Industrialization brought a whole new set of nutrition problems. Sailors died like fleas from scurvy on long voyages; obesity started appearing in Britain in the 19th century as sugar became a staple; rickets increased in frequency as people stayed indoors for longer on what was an infamously sunless island in the first place. Instead of religious commandments, this time it was science and technology that constituted the solution. Limes and lemons were packed on ships in addition to the traditional salt pork and gin; in 1863, a formerly obese Englishman called William Banting published the world’s first diet book, based on restricting sweet and starchy foods (see a pattern?); in 1933, the US government started fortifying milk with Vitamin D to combat rickets, and a few decades later celebrities and sunbeds made sun-tans cool again. “Again, we learned how not do die.”

We are now entering the age of biohackers: The Pareto Principle followers, the fox thinkers, Qualified Selfers, the n=1 experimenters who are seeking novel and individualistic ways of improving their health without waiting for formal science – which advanced “one funeral at a time,” as Max Planck so eloquently put it – to catch up. They try to take a big view of the progress and pitfalls across the ages, and adjust their diets and lifestyle to get the best of all worlds: The paleo diet intrinsic to humans for 99% of their existence as a species; the cultural traditions against disease and recent-adaptations like lactose tolerance of the Agricultural Age; the soaring successes and arrogant foibles of the Industrial Age; and the wealth of individually-tailored data and analytical tools now available on the information highways. For the first time ever, optimal health is within our grasp.

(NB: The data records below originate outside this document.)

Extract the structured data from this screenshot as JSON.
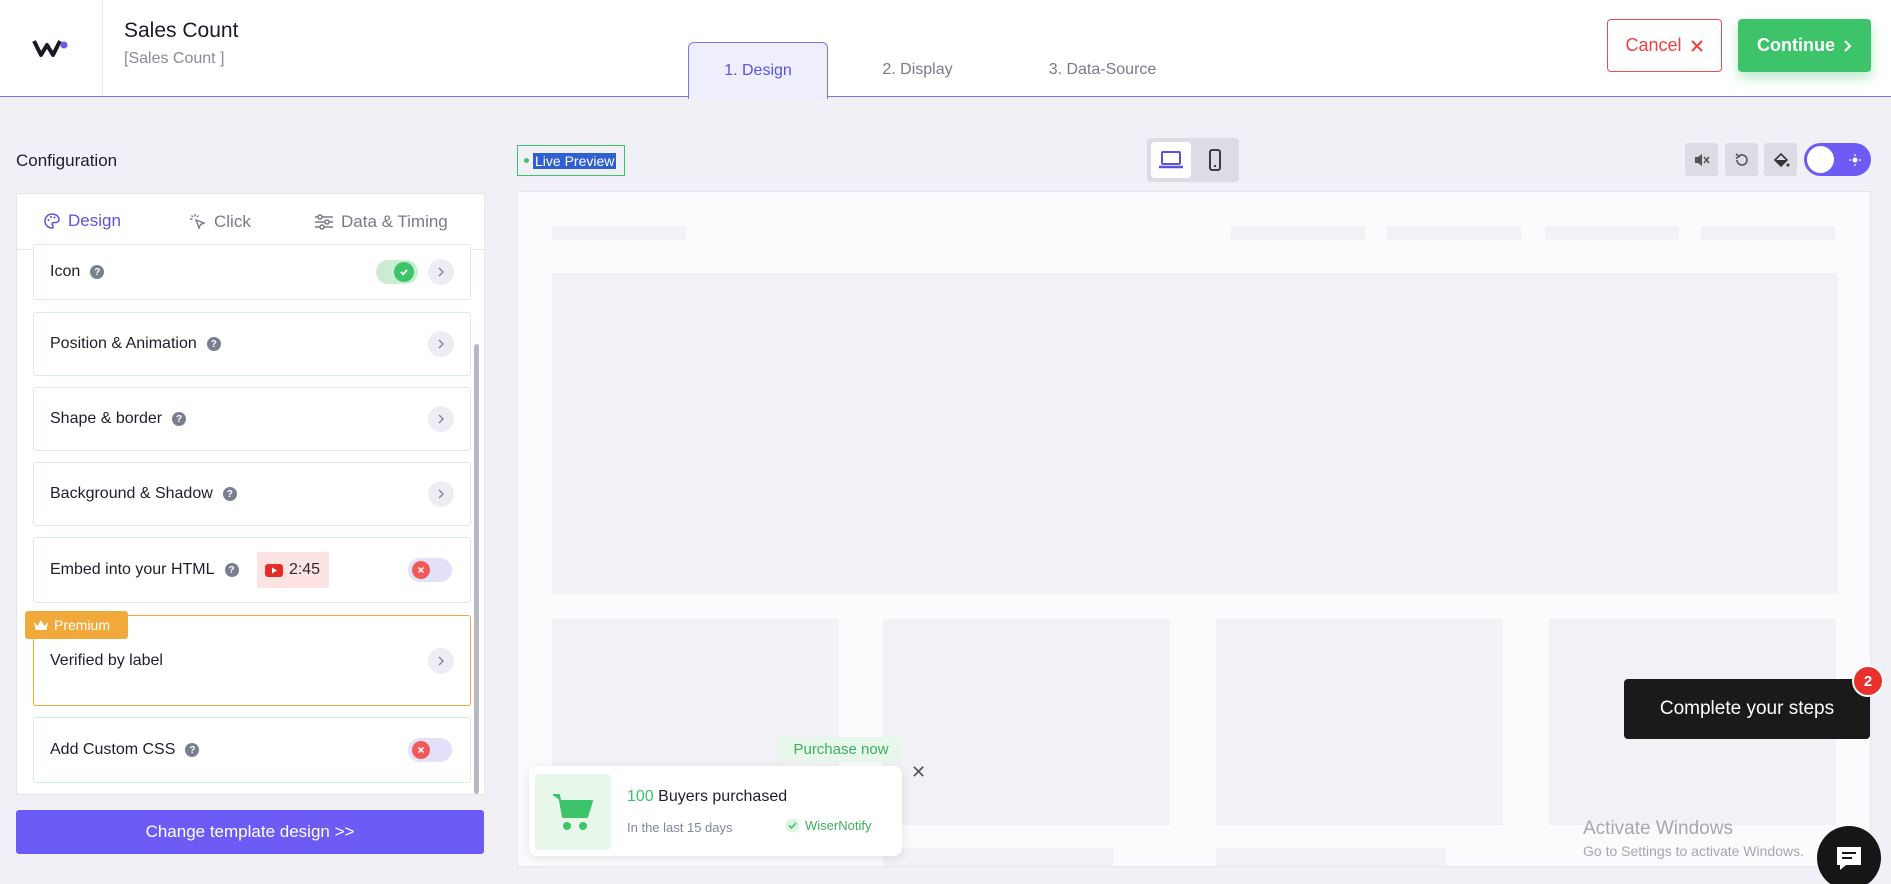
{
  "header": {
    "title": "Sales Count",
    "subtitle": "[Sales Count ]",
    "tabs": [
      {
        "label": "1. Design"
      },
      {
        "label": "2. Display"
      },
      {
        "label": "3. Data-Source"
      }
    ],
    "cancel_label": "Cancel",
    "continue_label": "Continue"
  },
  "sidebar": {
    "title": "Configuration",
    "subtabs": [
      {
        "label": "Design",
        "icon": "palette-icon"
      },
      {
        "label": "Click",
        "icon": "click-icon"
      },
      {
        "label": "Data & Timing",
        "icon": "sliders-icon"
      }
    ],
    "rows": [
      {
        "label": "Icon",
        "control": "toggle-on"
      },
      {
        "label": "Position & Animation",
        "control": "chevron"
      },
      {
        "label": "Shape & border",
        "control": "chevron"
      },
      {
        "label": "Background & Shadow",
        "control": "chevron"
      },
      {
        "label": "Embed into your HTML",
        "video": "2:45",
        "control": "toggle-off"
      },
      {
        "label": "Verified by label",
        "control": "chevron"
      },
      {
        "label": "Add Custom CSS",
        "control": "toggle-off"
      }
    ],
    "premium_label": "Premium",
    "change_template_label": "Change template design >>"
  },
  "preview": {
    "live_label": "Live Preview",
    "notification": {
      "cta": "Purchase now",
      "count": "100",
      "text": "Buyers purchased",
      "timeframe": "In the last 15 days",
      "brand": "WiserNotify"
    },
    "complete_steps": "Complete your steps",
    "steps_count": "2",
    "watermark_title": "Activate Windows",
    "watermark_sub": "Go to Settings to activate Windows."
  },
  "colors": {
    "accent": "#5a52e0",
    "primary_button": "#6c5cf5",
    "success": "#3dc46a",
    "danger": "#ef4040",
    "premium": "#f0a93a"
  }
}
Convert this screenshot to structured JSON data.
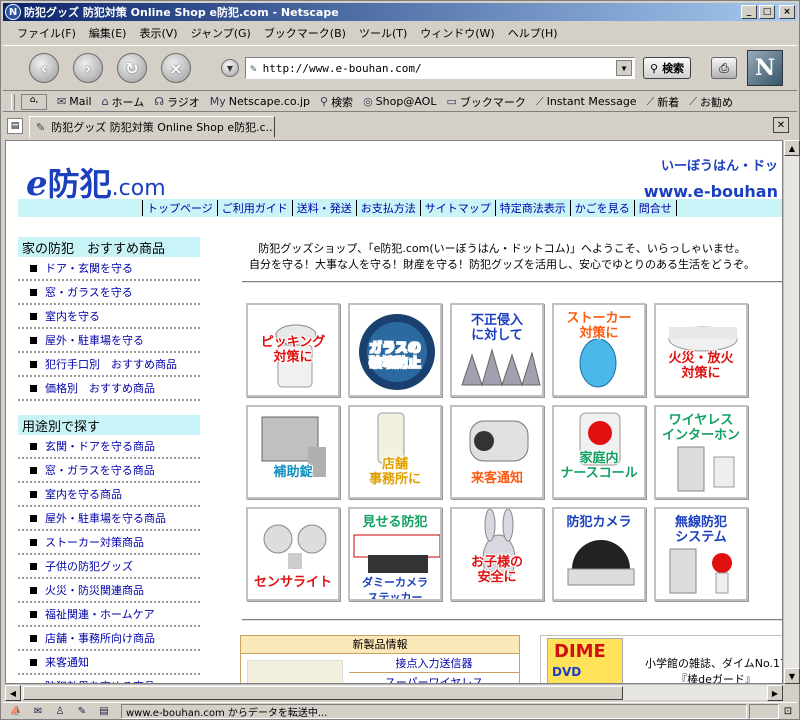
{
  "window": {
    "title": "防犯グッズ 防犯対策 Online Shop e防犯.com - Netscape",
    "controls": [
      "_",
      "□",
      "×"
    ]
  },
  "menu": [
    "ファイル(F)",
    "編集(E)",
    "表示(V)",
    "ジャンプ(G)",
    "ブックマーク(B)",
    "ツール(T)",
    "ウィンドウ(W)",
    "ヘルプ(H)"
  ],
  "nav": {
    "url": "http://www.e-bouhan.com/",
    "search_label": "検索",
    "logo_letter": "N"
  },
  "personal_toolbar": [
    {
      "icon": "mail-icon",
      "glyph": "✉",
      "label": "Mail"
    },
    {
      "icon": "home-icon",
      "glyph": "⌂",
      "label": "ホーム"
    },
    {
      "icon": "headphones-icon",
      "glyph": "☊",
      "label": "ラジオ"
    },
    {
      "icon": "my-icon",
      "glyph": "My",
      "label": "Netscape.co.jp"
    },
    {
      "icon": "search-icon",
      "glyph": "⚲",
      "label": "検索"
    },
    {
      "icon": "aol-icon",
      "glyph": "◎",
      "label": "Shop@AOL"
    },
    {
      "icon": "folder-icon",
      "glyph": "▭",
      "label": "ブックマーク"
    },
    {
      "icon": "bookmark-icon",
      "glyph": "⟋",
      "label": "Instant Message"
    },
    {
      "icon": "bookmark-icon",
      "glyph": "⟋",
      "label": "新着"
    },
    {
      "icon": "bookmark-icon",
      "glyph": "⟋",
      "label": "お勧め"
    }
  ],
  "tab": {
    "label": "防犯グッズ 防犯対策 Online Shop e防犯.c..."
  },
  "page": {
    "logo": {
      "e": "e",
      "kanji": "防犯",
      "com": ".com"
    },
    "tagline": {
      "yomi": "いーぼうはん・ドッ",
      "url": "www.e-bouhan"
    },
    "topnav": [
      "トップページ",
      "ご利用ガイド",
      "送料・発送",
      "お支払方法",
      "サイトマップ",
      "特定商法表示",
      "かごを見る",
      "問合せ"
    ],
    "sidebar": {
      "section1_title": "家の防犯　おすすめ商品",
      "section1_items": [
        "ドア・玄関を守る",
        "窓・ガラスを守る",
        "室内を守る",
        "屋外・駐車場を守る",
        "犯行手口別　おすすめ商品",
        "価格別　おすすめ商品"
      ],
      "section2_title": "用途別で探す",
      "section2_items": [
        "玄関・ドアを守る商品",
        "窓・ガラスを守る商品",
        "室内を守る商品",
        "屋外・駐車場を守る商品",
        "ストーカー対策商品",
        "子供の防犯グッズ",
        "火災・防災関連商品",
        "福祉関連・ホームケア",
        "店舗・事務所向け商品",
        "来客通知",
        "防犯効果を高める商品"
      ]
    },
    "welcome": {
      "line1": "防犯グッズショップ、「e防犯.com(いーぼうはん・ドットコム)」へようこそ、いらっしゃいませ。",
      "line2": "自分を守る！大事な人を守る！財産を守る！防犯グッズを活用し、安心でゆとりのある生活をどうぞ。"
    },
    "tiles": [
      {
        "name": "tile-pickpocket",
        "label": "ピッキング\n対策に",
        "color": "#e01010"
      },
      {
        "name": "tile-glass",
        "label": "ガラスの\n破壊防止",
        "color": "#ffffff"
      },
      {
        "name": "tile-intrusion",
        "label": "不正侵入\nに対して",
        "color": "#1a3fbf"
      },
      {
        "name": "tile-stalker",
        "label": "ストーカー\n対策に",
        "color": "#ff5a10"
      },
      {
        "name": "tile-fire",
        "label": "火災・放火\n対策に",
        "color": "#e01010"
      },
      {
        "name": "tile-auxlock",
        "label": "補助錠",
        "color": "#1090c0"
      },
      {
        "name": "tile-shop",
        "label": "店舗\n事務所に",
        "color": "#e0a000"
      },
      {
        "name": "tile-visitor",
        "label": "来客通知",
        "color": "#ff5a10"
      },
      {
        "name": "tile-nursecall",
        "label": "家庭内\nナースコール",
        "color": "#10a060"
      },
      {
        "name": "tile-intercom",
        "label": "ワイヤレス\nインターホン",
        "color": "#10a060"
      },
      {
        "name": "tile-sensorlight",
        "label": "センサライト",
        "color": "#e01010"
      },
      {
        "name": "tile-showcam",
        "label": "見せる防犯",
        "sub": "ダミーカメラ\nステッカー",
        "color": "#10a060"
      },
      {
        "name": "tile-children",
        "label": "お子様の\n安全に",
        "color": "#e01010"
      },
      {
        "name": "tile-camera",
        "label": "防犯カメラ",
        "color": "#1a3fbf"
      },
      {
        "name": "tile-wireless",
        "label": "無線防犯\nシステム",
        "color": "#1a3fbf"
      }
    ],
    "newbox": {
      "header": "新製品情報",
      "rows": [
        "接点入力送信器",
        "スーパーワイヤレス"
      ]
    },
    "magbox": {
      "cover_title": "DIME",
      "cover_sub": "DVD",
      "line1": "小学館の雑誌、ダイムNo.17",
      "line2": "『棒deガード』"
    }
  },
  "status": {
    "message": "www.e-bouhan.com からデータを転送中..."
  }
}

The second and third sections deal with the details of the paleo lifestyle, and as such is much closer to the content of most books on the subject. It’s all pretty much standard: Avoid grains and legumes, eat meat (from tail to tail), vegetables, fruit, nuts, and insects (both the familiar oceanic and unfamiliar land versions). Don’t fear saturated fat; the French Paradox is no paradox. Mimic a hunter-gatherer or herder diet. Follow ancient culinary traditions (experiment with broths, fermented and raw foods, organ meats, etc.) and practices (e.g. fasting). Move naturally – humans are evolved to stand, walk, squat, lie down, and occasionally sprint; they are not evolved to sit or do moderate jogging (check out CrossFit and MovNat). Running was traditionally done barefoot, which enables a more natural and less stressful action; consider that or getting a Vibrams. Do cold plunges and saunas. Don’t fear the Sun – the risks of getting skin cancer from it are negligible compared to the warding effects it gives from depression, other cancers, and a multitude of other ailments.

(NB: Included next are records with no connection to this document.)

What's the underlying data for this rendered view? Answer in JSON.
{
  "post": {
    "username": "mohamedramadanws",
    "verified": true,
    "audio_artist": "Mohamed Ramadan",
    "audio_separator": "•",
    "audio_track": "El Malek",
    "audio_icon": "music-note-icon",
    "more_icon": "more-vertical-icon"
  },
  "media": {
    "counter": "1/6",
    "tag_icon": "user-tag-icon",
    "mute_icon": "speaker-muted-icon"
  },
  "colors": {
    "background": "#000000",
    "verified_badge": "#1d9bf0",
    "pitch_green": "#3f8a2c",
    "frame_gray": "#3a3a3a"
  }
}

Nonetheless, we still find some clever insights – as well as controversies. For instance, I liked how he destroys the Whole Foods-shoppers’ worship of organic and whole foods over processed. He points out that “organic sugar is still sugar,” and that the absurdity has even spread to “organic tobacco,” while processed foods can be both very healthy (e.g. cooking, fermentation) or very unhealthy (e.g. Coca-Cola, Mars bars).

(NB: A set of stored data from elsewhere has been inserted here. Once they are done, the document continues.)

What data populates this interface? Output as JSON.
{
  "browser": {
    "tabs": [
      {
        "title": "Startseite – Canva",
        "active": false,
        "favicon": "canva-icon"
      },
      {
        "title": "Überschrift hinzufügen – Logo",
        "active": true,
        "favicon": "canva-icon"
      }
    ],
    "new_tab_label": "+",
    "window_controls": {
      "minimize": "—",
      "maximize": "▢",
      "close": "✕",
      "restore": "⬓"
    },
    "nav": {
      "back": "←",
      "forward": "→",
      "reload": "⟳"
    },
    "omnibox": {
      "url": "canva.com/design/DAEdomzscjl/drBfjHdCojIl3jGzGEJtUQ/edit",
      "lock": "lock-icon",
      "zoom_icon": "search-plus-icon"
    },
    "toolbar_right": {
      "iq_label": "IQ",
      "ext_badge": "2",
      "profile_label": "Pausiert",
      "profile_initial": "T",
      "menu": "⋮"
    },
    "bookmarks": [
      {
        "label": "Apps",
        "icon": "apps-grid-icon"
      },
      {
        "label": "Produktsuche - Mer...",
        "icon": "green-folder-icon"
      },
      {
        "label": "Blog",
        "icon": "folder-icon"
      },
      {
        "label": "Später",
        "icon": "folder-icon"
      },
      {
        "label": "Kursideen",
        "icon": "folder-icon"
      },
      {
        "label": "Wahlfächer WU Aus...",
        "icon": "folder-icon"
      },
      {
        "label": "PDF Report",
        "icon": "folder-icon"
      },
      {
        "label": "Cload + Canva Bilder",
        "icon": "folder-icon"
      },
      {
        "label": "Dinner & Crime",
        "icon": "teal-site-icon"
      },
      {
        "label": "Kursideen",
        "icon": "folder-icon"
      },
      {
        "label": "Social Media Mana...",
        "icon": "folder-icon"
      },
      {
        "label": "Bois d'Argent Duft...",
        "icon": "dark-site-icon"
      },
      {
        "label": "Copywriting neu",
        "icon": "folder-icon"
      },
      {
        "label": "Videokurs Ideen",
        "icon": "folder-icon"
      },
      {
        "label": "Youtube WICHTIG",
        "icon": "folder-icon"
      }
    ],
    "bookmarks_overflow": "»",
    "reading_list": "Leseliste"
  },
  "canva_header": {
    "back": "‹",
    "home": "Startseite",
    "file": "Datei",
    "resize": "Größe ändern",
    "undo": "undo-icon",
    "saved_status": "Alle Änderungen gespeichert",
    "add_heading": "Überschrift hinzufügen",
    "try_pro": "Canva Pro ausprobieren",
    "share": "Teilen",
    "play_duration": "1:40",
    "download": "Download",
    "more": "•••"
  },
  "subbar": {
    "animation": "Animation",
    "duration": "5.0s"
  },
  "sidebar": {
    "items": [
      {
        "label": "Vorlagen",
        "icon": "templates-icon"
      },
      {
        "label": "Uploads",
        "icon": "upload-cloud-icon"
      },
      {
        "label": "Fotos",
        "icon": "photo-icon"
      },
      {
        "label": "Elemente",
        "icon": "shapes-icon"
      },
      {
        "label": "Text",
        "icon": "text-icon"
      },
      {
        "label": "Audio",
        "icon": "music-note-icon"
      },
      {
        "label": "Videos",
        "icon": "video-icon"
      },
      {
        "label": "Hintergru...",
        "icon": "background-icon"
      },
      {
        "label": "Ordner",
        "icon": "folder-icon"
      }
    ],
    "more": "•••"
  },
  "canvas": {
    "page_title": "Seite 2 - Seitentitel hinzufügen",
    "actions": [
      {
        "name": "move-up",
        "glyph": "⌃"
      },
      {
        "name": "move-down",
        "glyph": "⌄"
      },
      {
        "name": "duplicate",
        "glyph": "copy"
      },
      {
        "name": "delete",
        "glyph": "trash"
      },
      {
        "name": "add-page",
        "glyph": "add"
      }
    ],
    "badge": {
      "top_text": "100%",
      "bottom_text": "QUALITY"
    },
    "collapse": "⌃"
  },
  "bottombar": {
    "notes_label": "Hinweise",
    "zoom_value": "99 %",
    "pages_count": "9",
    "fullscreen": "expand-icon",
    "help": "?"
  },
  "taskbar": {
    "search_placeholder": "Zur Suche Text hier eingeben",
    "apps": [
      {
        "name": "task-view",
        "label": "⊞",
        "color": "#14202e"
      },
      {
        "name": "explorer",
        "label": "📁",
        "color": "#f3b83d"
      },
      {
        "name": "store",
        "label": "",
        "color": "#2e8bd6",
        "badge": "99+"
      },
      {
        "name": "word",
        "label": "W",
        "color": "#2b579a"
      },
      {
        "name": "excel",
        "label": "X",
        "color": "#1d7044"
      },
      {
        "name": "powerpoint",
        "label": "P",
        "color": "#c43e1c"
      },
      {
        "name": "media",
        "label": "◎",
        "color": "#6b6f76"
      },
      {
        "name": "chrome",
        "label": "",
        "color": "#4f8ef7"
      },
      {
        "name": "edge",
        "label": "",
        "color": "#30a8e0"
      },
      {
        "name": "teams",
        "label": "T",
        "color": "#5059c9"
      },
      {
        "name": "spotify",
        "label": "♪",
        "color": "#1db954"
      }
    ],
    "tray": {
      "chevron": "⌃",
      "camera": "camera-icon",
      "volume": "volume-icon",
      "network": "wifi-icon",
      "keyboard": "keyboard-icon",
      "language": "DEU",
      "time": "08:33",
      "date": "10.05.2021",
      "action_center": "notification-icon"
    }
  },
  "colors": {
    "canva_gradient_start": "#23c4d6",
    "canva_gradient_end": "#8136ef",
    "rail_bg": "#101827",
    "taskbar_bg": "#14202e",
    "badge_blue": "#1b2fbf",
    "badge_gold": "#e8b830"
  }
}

He does a good job of defending the ecological role played by responsible hunters – though I wouldn’t go quite so far as to say lion burgers are a good or valid way of advancing an animal preservation cause – and of rebutting vegetarian arguments. These range from the rational-seeming but factually wrong (e.g. the assertion that hunter-gatherers got most of their calories from plants, or references to T. Colin Campbell’s deeply flawed interpretation of the China Study), to politicized absurdities such as Carol Adam’s assertion in THE SEXUAL POLITICS OF MEAT that meat-eating is a mechanism to enforce “patriarchy” (in reality, hunter-gatherer tribes were far less hierarchic and male-dominant than complex, grain-based civilizations). Still, while it might be true that vegetarians are crazier than average, there was no need – no need whatsoever – to go off on that bizarre tangent about Hitler’s vegetarianism. What the hell, dude? If you’re trying to present yourself as a voice of reason against the filthy grain-eating peasants, calling on the curse of Godwin probably isn’t the smartest way to go about it.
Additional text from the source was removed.